La libération "sous condition de quitter le territoire national et n'y plus paraître" interviendra le 25 juillet, a indiqué une source judiciaire à la fin de l'audience non publique au palais de Justice de Paris, en l'absence de Georges Ibrahim Abdallah, incarcéré à la prison de Lannemezan (Hautes-Pyrénées).
"S'ils ont accepté de me libérer, c'est grâce à cette mobilisation (de militants) qui est ascendante", a réagi Georges Abdallah lors d'un échange avec la députée LFI Andrée Taurinya, à l'occasion d'une visite de la parlementaire à la prison.
"Le temps passé derrière les barreaux concernant les prisonniers +politiques+ ne pèse pas, vous passez cinq ans, vingt ans, trente ans, quarante ans, ce n'est pas ça la cause de la sortie en fait", a estimé M. Abdallah, depuis sa cellule de 11m2 tapissée d'un portrait de Che Guevara et d'affiches en faveur de la cause palestinienne.
"Nous sommes très heureux de cette décision", avait auparavant assuré à l'AFP depuis le Liban son frère, Robert Abdallah. "Nous n'aurions jamais imaginé qu'il serait enfin libéré", a-t-il confié.

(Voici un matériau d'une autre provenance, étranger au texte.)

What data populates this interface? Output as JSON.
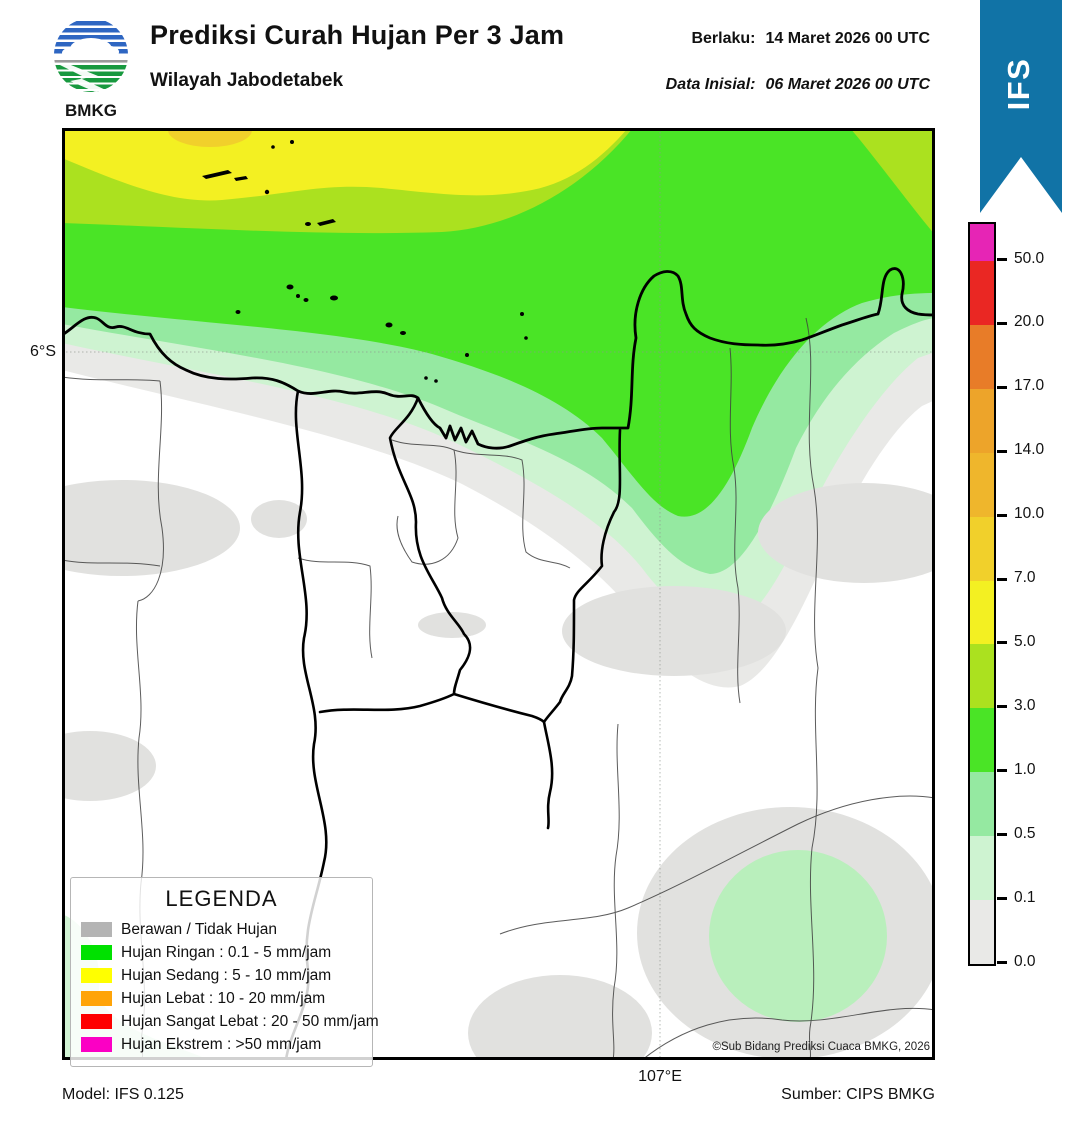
{
  "header": {
    "logo_caption": "BMKG",
    "title": "Prediksi Curah Hujan Per 3 Jam",
    "subtitle": "Wilayah Jabodetabek",
    "valid_label": "Berlaku:",
    "valid_value": "14 Maret 2026 00 UTC",
    "initial_label": "Data Inisial:",
    "initial_value": "06 Maret 2026 00 UTC",
    "ribbon_label": "IFS"
  },
  "map": {
    "lat_tick": "6°S",
    "lon_tick": "107°E",
    "copyright": "©Sub Bidang Prediksi Cuaca BMKG, 2026"
  },
  "legend": {
    "title": "LEGENDA",
    "items": [
      {
        "label": "Berawan / Tidak Hujan",
        "color": "#b4b4b4"
      },
      {
        "label": "Hujan Ringan : 0.1 - 5 mm/jam",
        "color": "#00e100"
      },
      {
        "label": "Hujan Sedang : 5 - 10 mm/jam",
        "color": "#ffff00"
      },
      {
        "label": "Hujan Lebat : 10 - 20 mm/jam",
        "color": "#ffa408"
      },
      {
        "label": "Hujan Sangat Lebat : 20 - 50 mm/jam",
        "color": "#fe0000"
      },
      {
        "label": "Hujan Ekstrem : >50 mm/jam",
        "color": "#fb00c4"
      }
    ]
  },
  "colorbar": {
    "scale": [
      {
        "label": "50.0",
        "color": "#e625b5"
      },
      {
        "label": "20.0",
        "color": "#ea2723"
      },
      {
        "label": "17.0",
        "color": "#e87c28"
      },
      {
        "label": "14.0",
        "color": "#eda42a"
      },
      {
        "label": "10.0",
        "color": "#efb62c"
      },
      {
        "label": "7.0",
        "color": "#f1d02b"
      },
      {
        "label": "5.0",
        "color": "#f3f022"
      },
      {
        "label": "3.0",
        "color": "#abe11f"
      },
      {
        "label": "1.0",
        "color": "#4ae426"
      },
      {
        "label": "0.5",
        "color": "#95e9a1"
      },
      {
        "label": "0.1",
        "color": "#cef3d1"
      },
      {
        "label": "0.0",
        "color": "#e9e9e7"
      }
    ]
  },
  "colors": {
    "ribbon": "#1173a6",
    "cloud": "#e1e1df",
    "rain_patch": "#b9efbc",
    "corner_patch": "#d2f4d5"
  },
  "footer": {
    "model": "Model: IFS 0.125",
    "source": "Sumber: CIPS BMKG"
  }
}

"C'est à la fois une victoire judiciaire et un scandale politique qu'il ne soit pas sorti plus tôt, à cause du comportement des États-Unis et de tous les présidents français" successifs, a déclaré devant la salle son avocat, Me Jean-Louis Chalanset.
- "Le bienvenu" -
Les États-Unis, parties civiles, se sont vigoureusement opposés à chacune des demandes de libération déposées par Georges Abdallah.
Israël ne s'était pas manifesté pendant la procédure judiciaire, mais a "regretté" jeudi, par la voix de son ambassade à Paris, la décision de justice. "De tels terroristes, ennemis du monde libre, devraient passer leur vie en prison", a écrit l'ambassade dans un communiqué.
Le Liban, qui réclame sa libération aux autorités françaises depuis des années, s'est dit via son chargé d'affaires à Paris "extrêmement satisfait".
"Nous l'attendions depuis longtemps", a déclaré M. Ziad Taan, ajoutant que "l'Etat libanais prend toutes les dispositions pour organiser son retour avec les autorités françaises" au Liban, où il est "le bienvenu".
Le parquet général peut faire un pourvoi en cassation, mais il ne serait pas suspensif, et n'empêcherait donc pas Georges Abdallah de rentrer au Liban.
Incarcéré en France depuis 1984, l'ancien chef d'un groupuscule de chrétiens libanais marxistes pro-palestiniens est libérable depuis 25 ans, mais a vu sa dizaine de demandes de remise en liberté échouer.
- "Effort conséquent" -
Mais pour celle-ci, à quelques mois d'intervalle, le tribunal puis la cour d'appel s'étaient prononcés pour, estimant la durée de sa détention "disproportionnée" par rapport aux crimes commis, et jugeant qu'à 74 ans, ce détenu "âgé" aspirant à "finir ses jours" dans son village du nord-Liban ne présentait plus de risque de trouble à l'ordre public.
La cour avait cependant demandé à Georges Abdallah un "effort conséquent" pour indemniser les victimes, ce qu'il a toujours refusé de faire, se considérant comme un prisonnier politique.
À l'audience du 19 juin, sans s'épancher sur la position de son client ni l'origine des fonds, son avocat avait informé les juges que 16.000 euros sur son compte en prison étaient à disposition des parties civiles.
Aujourd'hui tombé dans l'oubli, Georges Abdallah était dans les années 1980 l'ennemi public n°1 et l'un des prisonniers les plus célèbres de France.
Pas à cause de son affaire, mais parce qu'on l'a longtemps cru, à tort, à l'origine de la vague d'attentats de 1985-1986 qui a fait 13 morts dont sept au magasin Tati de la rue de Rennes.
Georges Abdallah n'a jamais reconnu son implication dans les assassinats des diplomates à Paris, mais les a toujours qualifiés d'"actes de résistance" contre "l'oppression israélienne et américaine", dans le contexte de la guerre civile libanaise et l'invasion israélienne au sud-Liban en 1978.
Son groupuscule des FARL (Fractions armées révolutionnaires libanaises), dissous depuis longtemps, "n'a pas commis d'action violente depuis 1984", avait toutefois souligné la cour, estimant que Georges Abdallah "représente aujourd'hui un symbole passé de la lutte palestinienne".